After the economy plummeted in 2008, people began making more decisions on spending. This shift in spending led to more creativity on the part of country clubs, says Bill Sarver, general manager at Shaker Ridge.
“People think country clubs are pretentious and they can’t afford them.  It’s not true. That’s a huge stereotype,” Sarver says.
Country clubs also are a great resource for social contact. Charlene Fitzgerald, the golfing grandmother who is president of the 13-member Capital District Golf Club Association, met her husband, Jack, on the first hole at Pinehaven 35 years ago. They were married a year later.
Lisa Roach’s sons attended camp at Shaker Ridge for several consecutive summers when they were younger.
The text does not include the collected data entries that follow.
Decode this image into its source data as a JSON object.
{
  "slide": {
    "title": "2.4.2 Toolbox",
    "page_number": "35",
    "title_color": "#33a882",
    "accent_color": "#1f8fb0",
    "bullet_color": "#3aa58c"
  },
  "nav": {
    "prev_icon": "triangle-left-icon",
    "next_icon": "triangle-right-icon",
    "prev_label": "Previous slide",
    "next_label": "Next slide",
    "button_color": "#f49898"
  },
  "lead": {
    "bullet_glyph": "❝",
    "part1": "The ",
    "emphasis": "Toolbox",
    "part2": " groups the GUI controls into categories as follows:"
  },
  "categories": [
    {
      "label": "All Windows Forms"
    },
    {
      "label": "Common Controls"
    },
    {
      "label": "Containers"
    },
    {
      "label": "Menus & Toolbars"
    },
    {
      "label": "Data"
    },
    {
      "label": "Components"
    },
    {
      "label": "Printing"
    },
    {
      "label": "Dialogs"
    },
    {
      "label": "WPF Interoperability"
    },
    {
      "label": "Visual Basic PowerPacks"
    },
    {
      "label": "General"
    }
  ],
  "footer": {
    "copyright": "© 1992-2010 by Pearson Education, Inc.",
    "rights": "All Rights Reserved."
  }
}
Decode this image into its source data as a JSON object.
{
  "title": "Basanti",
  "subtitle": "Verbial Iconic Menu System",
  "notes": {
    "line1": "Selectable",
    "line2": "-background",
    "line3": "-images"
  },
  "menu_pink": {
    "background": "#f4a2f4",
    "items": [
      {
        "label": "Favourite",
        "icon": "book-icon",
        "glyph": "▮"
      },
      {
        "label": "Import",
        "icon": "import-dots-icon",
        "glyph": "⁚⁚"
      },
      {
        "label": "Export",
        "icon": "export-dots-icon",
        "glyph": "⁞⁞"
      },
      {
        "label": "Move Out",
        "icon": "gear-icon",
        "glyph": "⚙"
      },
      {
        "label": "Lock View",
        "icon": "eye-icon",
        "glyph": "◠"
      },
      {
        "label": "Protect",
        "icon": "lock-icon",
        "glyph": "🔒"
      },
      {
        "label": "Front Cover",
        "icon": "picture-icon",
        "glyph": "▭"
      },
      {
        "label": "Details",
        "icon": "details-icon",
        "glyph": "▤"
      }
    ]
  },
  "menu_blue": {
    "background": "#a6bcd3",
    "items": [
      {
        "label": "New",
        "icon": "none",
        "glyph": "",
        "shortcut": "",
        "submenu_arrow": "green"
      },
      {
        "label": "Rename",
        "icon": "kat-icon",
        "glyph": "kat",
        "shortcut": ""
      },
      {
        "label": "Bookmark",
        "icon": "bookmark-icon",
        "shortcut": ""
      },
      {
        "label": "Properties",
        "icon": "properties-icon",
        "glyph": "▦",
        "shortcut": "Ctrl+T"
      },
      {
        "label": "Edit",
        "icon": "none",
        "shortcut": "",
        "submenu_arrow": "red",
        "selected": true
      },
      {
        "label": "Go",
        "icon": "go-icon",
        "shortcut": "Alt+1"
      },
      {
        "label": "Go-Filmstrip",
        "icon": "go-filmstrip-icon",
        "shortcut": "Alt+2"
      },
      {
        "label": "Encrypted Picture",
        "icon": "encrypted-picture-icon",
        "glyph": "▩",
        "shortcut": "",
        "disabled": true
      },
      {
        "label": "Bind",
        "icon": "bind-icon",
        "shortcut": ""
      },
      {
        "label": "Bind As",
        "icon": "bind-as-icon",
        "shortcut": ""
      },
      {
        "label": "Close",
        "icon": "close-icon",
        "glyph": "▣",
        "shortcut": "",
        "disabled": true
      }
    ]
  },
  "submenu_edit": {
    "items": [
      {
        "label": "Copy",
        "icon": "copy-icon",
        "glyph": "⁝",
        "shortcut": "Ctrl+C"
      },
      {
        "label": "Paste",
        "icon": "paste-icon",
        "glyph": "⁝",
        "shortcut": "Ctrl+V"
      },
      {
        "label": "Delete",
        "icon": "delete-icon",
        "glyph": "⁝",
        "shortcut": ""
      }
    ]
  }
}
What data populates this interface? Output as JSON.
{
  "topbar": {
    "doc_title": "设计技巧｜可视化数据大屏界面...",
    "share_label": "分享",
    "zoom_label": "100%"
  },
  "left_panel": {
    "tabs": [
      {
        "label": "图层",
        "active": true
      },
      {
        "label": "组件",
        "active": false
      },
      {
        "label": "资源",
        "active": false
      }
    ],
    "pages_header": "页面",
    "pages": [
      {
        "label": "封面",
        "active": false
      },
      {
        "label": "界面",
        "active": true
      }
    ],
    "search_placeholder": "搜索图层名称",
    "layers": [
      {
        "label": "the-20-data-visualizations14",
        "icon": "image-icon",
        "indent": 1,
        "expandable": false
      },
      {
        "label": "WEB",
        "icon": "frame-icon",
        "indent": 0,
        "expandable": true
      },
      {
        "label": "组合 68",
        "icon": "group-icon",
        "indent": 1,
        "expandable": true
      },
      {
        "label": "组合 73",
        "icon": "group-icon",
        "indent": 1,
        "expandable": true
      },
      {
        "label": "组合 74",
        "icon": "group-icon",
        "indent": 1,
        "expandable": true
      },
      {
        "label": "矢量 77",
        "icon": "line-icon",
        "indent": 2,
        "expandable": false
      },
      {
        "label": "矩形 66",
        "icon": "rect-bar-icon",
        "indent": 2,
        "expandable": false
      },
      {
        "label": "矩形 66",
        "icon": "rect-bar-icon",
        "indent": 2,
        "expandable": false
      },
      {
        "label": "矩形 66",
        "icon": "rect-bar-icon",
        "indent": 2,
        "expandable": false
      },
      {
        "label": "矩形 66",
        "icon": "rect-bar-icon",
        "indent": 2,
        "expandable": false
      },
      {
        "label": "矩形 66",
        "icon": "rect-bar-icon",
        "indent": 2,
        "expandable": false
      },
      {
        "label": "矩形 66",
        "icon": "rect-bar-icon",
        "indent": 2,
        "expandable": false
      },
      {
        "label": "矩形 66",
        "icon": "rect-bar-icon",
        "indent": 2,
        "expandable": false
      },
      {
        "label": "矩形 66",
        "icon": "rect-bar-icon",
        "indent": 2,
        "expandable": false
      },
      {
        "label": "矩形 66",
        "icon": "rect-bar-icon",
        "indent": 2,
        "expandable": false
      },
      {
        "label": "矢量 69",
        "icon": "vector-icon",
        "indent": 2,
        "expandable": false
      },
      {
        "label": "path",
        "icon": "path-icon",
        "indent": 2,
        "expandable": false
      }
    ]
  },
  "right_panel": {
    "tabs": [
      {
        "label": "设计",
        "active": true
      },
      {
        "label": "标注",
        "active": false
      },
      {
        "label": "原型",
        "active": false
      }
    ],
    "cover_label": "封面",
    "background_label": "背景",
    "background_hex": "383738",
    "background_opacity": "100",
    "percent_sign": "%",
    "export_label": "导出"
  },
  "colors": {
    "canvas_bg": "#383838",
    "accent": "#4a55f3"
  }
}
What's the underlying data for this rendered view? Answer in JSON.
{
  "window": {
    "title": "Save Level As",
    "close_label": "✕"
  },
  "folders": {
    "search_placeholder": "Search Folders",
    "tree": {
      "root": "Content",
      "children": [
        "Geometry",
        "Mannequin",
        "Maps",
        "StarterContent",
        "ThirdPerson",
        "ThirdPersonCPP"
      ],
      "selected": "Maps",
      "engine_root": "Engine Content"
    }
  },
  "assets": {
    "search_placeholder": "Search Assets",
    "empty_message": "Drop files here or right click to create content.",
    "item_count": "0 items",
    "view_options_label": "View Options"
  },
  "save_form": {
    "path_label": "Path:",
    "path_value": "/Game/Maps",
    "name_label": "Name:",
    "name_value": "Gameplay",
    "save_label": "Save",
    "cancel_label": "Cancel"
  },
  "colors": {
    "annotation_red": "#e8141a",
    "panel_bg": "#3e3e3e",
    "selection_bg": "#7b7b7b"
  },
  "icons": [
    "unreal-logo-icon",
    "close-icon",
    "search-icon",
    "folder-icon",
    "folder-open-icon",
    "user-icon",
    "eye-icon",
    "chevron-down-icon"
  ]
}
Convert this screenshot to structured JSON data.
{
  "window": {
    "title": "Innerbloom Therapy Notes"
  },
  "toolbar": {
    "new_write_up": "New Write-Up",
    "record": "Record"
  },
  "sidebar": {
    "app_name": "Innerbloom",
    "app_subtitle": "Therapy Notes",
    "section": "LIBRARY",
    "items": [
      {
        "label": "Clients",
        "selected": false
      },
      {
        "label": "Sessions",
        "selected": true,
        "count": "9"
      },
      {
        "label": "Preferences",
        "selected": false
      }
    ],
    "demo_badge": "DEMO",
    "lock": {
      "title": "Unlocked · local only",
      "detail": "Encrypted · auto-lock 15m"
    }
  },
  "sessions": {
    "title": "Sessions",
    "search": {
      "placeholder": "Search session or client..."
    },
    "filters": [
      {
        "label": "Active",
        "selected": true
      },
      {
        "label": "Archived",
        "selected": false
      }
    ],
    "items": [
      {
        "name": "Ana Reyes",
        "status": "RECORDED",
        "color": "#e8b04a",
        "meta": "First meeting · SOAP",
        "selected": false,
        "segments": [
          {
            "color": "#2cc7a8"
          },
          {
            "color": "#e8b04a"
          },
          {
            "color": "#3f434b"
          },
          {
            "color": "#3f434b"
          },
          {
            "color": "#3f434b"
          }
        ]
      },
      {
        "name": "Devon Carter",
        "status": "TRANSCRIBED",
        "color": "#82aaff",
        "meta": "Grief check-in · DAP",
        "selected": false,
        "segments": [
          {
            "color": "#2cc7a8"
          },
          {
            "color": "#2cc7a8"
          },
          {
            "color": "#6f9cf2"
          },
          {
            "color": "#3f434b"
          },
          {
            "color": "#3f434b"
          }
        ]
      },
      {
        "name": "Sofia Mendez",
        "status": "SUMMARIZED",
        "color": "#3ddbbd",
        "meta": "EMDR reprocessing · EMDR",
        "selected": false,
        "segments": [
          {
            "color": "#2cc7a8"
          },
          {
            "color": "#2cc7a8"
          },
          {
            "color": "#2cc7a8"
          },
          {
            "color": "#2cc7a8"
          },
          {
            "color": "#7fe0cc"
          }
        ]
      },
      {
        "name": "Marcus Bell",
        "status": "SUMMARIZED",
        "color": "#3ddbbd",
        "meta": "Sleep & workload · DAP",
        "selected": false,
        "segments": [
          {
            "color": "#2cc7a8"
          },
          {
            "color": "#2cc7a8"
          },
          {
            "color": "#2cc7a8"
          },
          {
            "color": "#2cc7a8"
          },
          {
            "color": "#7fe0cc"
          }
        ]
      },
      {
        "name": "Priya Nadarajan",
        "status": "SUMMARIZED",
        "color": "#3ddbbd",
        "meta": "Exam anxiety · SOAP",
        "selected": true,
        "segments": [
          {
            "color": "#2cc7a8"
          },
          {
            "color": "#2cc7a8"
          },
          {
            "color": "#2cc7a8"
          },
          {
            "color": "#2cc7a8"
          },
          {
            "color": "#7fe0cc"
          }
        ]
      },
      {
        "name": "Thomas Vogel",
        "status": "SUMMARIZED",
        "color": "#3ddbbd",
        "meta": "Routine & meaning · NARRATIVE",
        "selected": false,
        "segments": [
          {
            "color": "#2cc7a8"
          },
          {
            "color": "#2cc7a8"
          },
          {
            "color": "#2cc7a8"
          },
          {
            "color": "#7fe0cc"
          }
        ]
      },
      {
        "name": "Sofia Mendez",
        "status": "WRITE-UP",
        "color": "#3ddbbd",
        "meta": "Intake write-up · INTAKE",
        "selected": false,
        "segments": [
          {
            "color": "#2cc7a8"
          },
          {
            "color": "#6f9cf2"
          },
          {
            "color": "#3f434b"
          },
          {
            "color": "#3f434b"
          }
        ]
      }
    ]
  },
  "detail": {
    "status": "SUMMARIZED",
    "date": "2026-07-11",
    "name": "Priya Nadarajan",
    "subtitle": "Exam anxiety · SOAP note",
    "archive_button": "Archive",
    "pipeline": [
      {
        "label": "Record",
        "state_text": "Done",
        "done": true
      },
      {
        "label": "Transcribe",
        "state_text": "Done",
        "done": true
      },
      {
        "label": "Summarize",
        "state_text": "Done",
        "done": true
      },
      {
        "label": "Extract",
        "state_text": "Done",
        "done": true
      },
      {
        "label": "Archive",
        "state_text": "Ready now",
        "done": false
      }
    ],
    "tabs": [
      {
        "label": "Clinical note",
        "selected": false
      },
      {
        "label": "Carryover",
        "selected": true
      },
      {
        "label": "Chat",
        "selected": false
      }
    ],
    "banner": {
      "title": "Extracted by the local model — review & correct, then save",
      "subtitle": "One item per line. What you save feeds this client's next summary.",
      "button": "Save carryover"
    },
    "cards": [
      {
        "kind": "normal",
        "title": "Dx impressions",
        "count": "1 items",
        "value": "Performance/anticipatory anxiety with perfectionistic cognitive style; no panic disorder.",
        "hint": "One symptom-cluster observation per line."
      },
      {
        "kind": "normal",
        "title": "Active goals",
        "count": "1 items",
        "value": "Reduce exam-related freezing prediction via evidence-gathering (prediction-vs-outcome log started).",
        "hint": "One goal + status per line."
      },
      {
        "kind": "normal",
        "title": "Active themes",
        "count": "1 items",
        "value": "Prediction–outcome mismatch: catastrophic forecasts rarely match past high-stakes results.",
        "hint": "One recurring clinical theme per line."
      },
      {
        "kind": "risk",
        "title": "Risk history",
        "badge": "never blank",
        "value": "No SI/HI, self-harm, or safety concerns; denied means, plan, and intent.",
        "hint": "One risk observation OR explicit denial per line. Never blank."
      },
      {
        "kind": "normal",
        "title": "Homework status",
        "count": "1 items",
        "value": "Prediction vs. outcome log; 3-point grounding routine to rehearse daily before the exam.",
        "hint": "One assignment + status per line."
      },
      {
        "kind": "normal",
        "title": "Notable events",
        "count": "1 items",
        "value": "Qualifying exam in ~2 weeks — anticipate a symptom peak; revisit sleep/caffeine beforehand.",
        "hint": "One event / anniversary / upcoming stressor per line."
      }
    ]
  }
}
Both her sons were well socialized growing up, but Roach watched as the camps transformed children who had difficulties fitting in with others.
“It’s good for kids who aren’t gregarious or don’t have outlets to meet others their age. It’s an avenue for them to meet and hang out with other kids,” she says.
With the warm weather approaching and a brutal winter in the rear-view mirror, memberships at area country clubs are picking up. Some are offering special rates to try out the facilities. For example, single members can join Colonie Golf & Country Club in Voorheesville for $99 for 30 days, giving them unlimited golf, tennis and dining room access during that time. Clubs also offer special memberships for professionals who work in the Capital Region but travel home on the weekends, and special rates for students.
“There’s a category for everyone,” says Sarver, the general manager at Shaker Ridge. “For many clubs these days, it’s about serving families and having fun.”